Development of Return-Period-Based Extreme Sea Level Maps along the Korean Coast

Coastal regions are projected to experience a continuous increase in storm surge heights due to climate change–induced mean sea level rise and the intensification of typhoons. These changes substantially exacerbate the risk of coastal inundation in low-lying areas, necessitating a reassessment of existing design standards and disaster mitigation frameworks. To proactively respond to the evolving coastal inundation environment, it is essential to move beyond deterministic design approaches based solely on historical maxima and instead adopt probabilistic analyses of Extreme Sea Levels (ESLs). This study was conducted as part of a project in Korea aimed at developing storm surge–induced coastal inundation prediction maps. A total of approximately 4,100 ESL datasets for each return period, derived through computation and analysis for return periods of 50, 100, 150, and 200 years over a 13-year period (2011–2024), were used to construct spatial distribution maps of ESL heights along the entire Korean coast. To minimize inconsistencies arising from temporal and regional differences in reference sea levels, all ESLs were standardized to a common datum based on the Approximate Highest High Water (AHHW) referenced to the mean sea level at Incheon. For coastal areas where inundation prediction maps were not available, ESLs were estimated using frequency analysis based on the Gumbel distribution. To evaluate the reliability of the constructed ESL distribution maps, the estimated ESLs were compared with ESLs derived from observed tide gauge records, as well as results from extreme value analyses based on the Empirical Simulation Technique (EST) and the Annual Maximum Series (AMS) approach.
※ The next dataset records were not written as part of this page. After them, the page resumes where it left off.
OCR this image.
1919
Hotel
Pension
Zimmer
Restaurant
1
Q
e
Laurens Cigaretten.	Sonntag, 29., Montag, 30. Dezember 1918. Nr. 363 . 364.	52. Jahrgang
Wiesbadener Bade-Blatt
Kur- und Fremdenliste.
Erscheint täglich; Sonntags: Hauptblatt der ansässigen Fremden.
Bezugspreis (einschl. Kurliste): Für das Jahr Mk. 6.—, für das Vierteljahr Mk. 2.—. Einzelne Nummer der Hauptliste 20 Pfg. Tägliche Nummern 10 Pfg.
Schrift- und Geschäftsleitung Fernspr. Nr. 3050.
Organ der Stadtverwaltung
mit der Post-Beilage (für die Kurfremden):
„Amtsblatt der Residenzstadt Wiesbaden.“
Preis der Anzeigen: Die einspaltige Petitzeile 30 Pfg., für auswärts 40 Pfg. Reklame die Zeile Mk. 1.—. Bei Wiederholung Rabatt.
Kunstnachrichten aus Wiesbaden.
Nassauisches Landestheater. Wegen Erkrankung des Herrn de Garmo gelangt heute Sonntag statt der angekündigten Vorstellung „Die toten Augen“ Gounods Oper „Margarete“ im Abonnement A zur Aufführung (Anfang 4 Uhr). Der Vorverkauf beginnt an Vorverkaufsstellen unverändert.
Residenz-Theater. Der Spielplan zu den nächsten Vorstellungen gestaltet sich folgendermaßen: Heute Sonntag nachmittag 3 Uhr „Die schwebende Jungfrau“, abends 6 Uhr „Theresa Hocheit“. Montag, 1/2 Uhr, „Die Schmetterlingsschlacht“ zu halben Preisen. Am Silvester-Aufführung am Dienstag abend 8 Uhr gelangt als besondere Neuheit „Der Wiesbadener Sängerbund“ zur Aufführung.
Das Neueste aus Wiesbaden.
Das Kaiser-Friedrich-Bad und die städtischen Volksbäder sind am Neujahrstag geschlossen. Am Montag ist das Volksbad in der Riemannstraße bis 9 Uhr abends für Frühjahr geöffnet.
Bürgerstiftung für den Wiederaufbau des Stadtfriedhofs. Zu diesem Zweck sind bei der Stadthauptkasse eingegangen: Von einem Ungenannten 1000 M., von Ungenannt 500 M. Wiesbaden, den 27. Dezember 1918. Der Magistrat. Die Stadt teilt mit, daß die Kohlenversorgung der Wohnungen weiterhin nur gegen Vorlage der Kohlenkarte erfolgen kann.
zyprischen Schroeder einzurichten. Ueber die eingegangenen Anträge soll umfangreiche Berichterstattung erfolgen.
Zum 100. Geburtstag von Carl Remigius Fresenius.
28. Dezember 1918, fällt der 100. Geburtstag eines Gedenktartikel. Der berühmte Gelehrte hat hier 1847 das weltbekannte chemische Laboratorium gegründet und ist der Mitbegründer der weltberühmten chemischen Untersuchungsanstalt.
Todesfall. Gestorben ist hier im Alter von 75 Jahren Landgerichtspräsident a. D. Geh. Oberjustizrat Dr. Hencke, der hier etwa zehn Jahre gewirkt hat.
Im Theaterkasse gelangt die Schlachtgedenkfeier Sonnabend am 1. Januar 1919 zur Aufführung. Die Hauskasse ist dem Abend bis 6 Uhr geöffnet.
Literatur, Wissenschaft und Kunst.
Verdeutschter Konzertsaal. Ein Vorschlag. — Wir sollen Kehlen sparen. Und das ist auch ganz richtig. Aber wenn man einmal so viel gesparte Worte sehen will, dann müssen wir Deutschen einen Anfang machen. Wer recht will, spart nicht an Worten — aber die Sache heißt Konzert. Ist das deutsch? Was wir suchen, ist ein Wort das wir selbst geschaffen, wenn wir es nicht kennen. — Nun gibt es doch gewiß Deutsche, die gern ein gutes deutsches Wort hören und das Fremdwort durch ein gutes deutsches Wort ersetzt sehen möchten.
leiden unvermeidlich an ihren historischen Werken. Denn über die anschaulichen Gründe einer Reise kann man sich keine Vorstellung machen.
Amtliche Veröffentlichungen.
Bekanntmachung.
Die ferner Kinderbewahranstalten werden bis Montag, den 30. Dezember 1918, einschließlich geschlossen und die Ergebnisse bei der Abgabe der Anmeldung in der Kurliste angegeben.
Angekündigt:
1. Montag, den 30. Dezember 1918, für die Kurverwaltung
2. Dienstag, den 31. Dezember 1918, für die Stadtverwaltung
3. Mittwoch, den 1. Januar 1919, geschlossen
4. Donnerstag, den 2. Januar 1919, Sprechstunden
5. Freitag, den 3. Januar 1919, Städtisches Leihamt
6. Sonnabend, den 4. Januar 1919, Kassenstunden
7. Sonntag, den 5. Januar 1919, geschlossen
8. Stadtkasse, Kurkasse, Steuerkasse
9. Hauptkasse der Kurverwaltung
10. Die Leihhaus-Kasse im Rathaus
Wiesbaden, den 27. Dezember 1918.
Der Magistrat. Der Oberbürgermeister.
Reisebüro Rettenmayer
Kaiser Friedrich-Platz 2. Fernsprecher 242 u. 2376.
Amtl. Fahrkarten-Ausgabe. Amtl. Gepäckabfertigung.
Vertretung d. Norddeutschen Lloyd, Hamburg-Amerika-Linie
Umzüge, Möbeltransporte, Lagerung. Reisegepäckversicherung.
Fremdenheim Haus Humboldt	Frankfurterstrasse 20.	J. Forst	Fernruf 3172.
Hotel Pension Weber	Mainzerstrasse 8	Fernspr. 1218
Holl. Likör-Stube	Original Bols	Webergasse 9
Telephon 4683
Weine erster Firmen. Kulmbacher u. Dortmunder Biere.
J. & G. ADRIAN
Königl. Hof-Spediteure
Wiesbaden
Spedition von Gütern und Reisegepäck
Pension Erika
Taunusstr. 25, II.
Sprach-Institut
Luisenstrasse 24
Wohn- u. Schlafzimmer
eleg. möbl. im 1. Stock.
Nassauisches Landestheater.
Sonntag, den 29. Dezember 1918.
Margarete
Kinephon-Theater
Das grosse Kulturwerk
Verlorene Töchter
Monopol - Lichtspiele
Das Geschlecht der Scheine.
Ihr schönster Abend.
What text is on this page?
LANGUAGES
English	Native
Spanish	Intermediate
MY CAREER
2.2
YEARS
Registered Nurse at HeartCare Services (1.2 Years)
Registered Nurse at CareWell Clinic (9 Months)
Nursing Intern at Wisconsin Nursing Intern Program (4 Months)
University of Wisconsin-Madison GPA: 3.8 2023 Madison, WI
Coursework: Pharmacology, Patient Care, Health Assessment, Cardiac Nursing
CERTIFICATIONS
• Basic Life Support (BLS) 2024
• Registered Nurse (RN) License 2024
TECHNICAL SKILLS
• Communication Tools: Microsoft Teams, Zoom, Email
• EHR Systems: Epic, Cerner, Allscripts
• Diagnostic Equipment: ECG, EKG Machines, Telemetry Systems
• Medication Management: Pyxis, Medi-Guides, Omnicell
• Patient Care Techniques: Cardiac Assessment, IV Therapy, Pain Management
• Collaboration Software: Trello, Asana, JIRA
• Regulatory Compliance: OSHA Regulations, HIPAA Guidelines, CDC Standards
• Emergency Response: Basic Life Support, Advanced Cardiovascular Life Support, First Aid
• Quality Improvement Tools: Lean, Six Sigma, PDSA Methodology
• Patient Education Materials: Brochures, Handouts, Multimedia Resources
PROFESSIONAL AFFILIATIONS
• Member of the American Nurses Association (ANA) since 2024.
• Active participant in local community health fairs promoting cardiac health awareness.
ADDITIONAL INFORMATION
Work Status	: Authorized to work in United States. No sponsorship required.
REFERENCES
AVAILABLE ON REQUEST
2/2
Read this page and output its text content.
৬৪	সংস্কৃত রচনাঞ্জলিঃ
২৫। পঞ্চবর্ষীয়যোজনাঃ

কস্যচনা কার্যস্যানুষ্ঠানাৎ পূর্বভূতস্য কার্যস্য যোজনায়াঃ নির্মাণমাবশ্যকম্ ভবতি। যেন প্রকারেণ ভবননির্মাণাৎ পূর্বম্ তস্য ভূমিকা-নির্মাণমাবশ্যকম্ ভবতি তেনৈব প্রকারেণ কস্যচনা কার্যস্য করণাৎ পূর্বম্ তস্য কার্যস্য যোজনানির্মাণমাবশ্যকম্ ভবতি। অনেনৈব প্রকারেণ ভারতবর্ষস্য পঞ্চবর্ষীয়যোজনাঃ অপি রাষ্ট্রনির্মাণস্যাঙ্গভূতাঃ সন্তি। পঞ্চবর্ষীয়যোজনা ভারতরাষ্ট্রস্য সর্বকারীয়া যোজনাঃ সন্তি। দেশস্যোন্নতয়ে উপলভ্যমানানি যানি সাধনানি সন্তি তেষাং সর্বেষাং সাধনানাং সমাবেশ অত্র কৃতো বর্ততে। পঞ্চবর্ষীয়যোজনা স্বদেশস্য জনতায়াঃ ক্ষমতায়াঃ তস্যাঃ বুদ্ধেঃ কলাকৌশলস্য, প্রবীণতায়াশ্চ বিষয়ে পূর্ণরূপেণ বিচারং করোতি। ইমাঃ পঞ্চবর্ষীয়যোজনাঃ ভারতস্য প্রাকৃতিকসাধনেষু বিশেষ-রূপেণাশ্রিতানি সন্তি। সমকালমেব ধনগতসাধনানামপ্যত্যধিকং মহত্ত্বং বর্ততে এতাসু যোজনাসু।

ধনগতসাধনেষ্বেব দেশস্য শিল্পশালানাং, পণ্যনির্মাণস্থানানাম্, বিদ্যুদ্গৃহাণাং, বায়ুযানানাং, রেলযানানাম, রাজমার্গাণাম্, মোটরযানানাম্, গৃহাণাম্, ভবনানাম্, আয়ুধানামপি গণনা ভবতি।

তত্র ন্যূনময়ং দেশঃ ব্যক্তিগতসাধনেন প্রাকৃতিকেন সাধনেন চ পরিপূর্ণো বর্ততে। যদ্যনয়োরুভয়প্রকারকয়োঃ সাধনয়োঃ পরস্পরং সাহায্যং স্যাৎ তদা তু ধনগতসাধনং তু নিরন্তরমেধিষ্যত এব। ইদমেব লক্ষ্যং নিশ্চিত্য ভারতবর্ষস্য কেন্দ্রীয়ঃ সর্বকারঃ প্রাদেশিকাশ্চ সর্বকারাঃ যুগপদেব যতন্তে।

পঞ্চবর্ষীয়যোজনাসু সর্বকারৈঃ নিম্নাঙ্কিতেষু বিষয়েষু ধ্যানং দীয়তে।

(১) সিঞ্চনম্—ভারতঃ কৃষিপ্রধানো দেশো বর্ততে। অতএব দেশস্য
The comparisons showed similar magnitudes and spatial distribution patterns across regions and return periods, indicating overall consistency in the estimated ESL characteristics. The nationwide coastal ESL distribution maps developed in this study are expected to serve as fundamental baseline data for coastal municipalities in the era of climate crisis, supporting the establishment of comprehensive natural disaster mitigation plans, coastal inundation risk assessments, designation of coastal inundation hazard zones, and the design of coastal and harbor structures.